Wednesday, June 18, 2008

Anti-Nostalgia

There's a commercial on the radio for Blue Bell Ice Cream - you've probably heard it - where a man sings soulfully about "our old swimmin' hole" and "Mama called through the porch screen door, would y'all like some home-made ice cream?" etc.

That made me think of my mother, who grew up in such an atmosphere in upstate NY - as rural as you could get, right down to the outdoor plumbing, which I'm sure her family had, at least until the late 1920s or early 1930s.

My father, on the other hand, grew up in Brooklyn, about as far from rural as you could get. They both felt they'd been launched out into the world at too young an age. Mom, in particular, recalled childhood as full of trauma.

When they met, it was in the city, just at the beginning of World War II. They married, got an apartment, and later moved to the 'burbs.

The furniture and decor in our house bore no traces of Mom's "pastoral" country background. While many of my friends' homes had kind of "antique" looking furniture and windmill prints on the walls, our home was very "1950s-modern." The furniture was quite spare and basic; Dad's only requirement was that a sofa be at least 6 inches off the floor "to make it easy to vacuum under." No frilly stuff in our home. Everything was straight-line in form, single color, urban in style.

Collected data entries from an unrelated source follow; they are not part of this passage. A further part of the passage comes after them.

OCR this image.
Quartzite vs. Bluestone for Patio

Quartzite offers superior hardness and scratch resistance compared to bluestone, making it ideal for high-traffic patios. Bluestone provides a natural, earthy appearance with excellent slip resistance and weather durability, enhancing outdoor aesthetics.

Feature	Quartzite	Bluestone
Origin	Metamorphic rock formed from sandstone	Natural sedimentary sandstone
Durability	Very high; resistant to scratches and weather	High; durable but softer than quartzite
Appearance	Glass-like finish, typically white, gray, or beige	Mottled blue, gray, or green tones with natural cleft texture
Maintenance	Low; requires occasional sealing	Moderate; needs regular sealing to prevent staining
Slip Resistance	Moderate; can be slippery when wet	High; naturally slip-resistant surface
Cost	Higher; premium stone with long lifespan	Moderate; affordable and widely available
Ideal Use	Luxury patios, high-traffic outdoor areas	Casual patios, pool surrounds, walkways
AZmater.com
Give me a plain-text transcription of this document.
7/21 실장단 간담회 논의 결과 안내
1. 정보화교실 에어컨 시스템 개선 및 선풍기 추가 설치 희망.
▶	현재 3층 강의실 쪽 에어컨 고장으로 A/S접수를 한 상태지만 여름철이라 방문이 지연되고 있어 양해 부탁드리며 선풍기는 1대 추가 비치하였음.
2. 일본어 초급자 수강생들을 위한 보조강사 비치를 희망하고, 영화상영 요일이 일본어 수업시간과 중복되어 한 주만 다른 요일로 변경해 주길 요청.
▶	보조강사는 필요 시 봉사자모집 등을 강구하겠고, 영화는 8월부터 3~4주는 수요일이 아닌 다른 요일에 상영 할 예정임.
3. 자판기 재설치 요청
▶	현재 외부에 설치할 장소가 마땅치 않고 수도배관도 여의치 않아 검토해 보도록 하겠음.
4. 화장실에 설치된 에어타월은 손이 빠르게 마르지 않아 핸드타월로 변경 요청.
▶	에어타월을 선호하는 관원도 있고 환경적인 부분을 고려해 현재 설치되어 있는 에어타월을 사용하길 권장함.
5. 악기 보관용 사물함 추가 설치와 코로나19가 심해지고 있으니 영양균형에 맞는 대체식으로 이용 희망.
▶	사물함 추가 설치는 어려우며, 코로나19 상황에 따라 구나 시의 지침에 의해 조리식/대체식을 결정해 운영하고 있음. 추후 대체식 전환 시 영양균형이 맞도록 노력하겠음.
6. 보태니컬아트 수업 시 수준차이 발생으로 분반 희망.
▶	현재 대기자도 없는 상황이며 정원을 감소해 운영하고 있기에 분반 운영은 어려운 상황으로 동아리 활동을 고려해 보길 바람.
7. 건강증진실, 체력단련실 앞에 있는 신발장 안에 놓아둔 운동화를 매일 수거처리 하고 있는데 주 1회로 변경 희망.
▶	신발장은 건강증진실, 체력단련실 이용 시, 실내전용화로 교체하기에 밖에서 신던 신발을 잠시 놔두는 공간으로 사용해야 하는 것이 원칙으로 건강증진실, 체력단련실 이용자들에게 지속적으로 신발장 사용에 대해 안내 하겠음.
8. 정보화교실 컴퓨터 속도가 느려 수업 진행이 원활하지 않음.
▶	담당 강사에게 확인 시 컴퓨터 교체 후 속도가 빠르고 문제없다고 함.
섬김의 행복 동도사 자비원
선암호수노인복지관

Dad loved the suburbs. He respected "rural values," but I think a country environment would have been too chaotic for him. He hated the city and could not fathom why I was always wanting to go there and later talked about wanting to move there. As Paul Simon said, "One man's ceiling is another man's floor," and Dad found that abhorrent. The suburbs were just the right amount of "nature," tempered by a reasonable amount of concrete to make good streets and parks.

Both my parents were quite happy to leave their original environments behind and start over with something completely different. I guess that's why the suburbs appealed to them; it was different from her "country" and his "city."

I had another friend, much later, named Sara, who had grown up in rural Mississippi. At the time we met, we had both just moved into a suburb in Atlanta. It was one of those "add-water-and-stir" subdivisions that ATL has become famous for: Just buy somebody's farm, knock down all the trees, put in a few curvy streets and some "charming" lookalike homes. When this happened, part of the farm was usually left intact, including the livestock. So on a quiet day you could still hear cows lowing and roosters crowing. Not having grown up with any of that, I thought it was wonderful!

Sara hated it. Her home was decorated mostly in white, with those clean, spare, unadorned lines. Any touches of "country" were there to accommodate her husband, whose decorating style could probably be called "Early NRA." But she, too, wanted to be as far away from her origins as possible. Give her a condo in the city; she'd have been fine. The suburban split-level was there for the kids' sake, and true to her word, as soon as the kids were grown and gone, they were gone too.

They stayed in their house about 10 years. By the time they moved, all the farms had been paved over.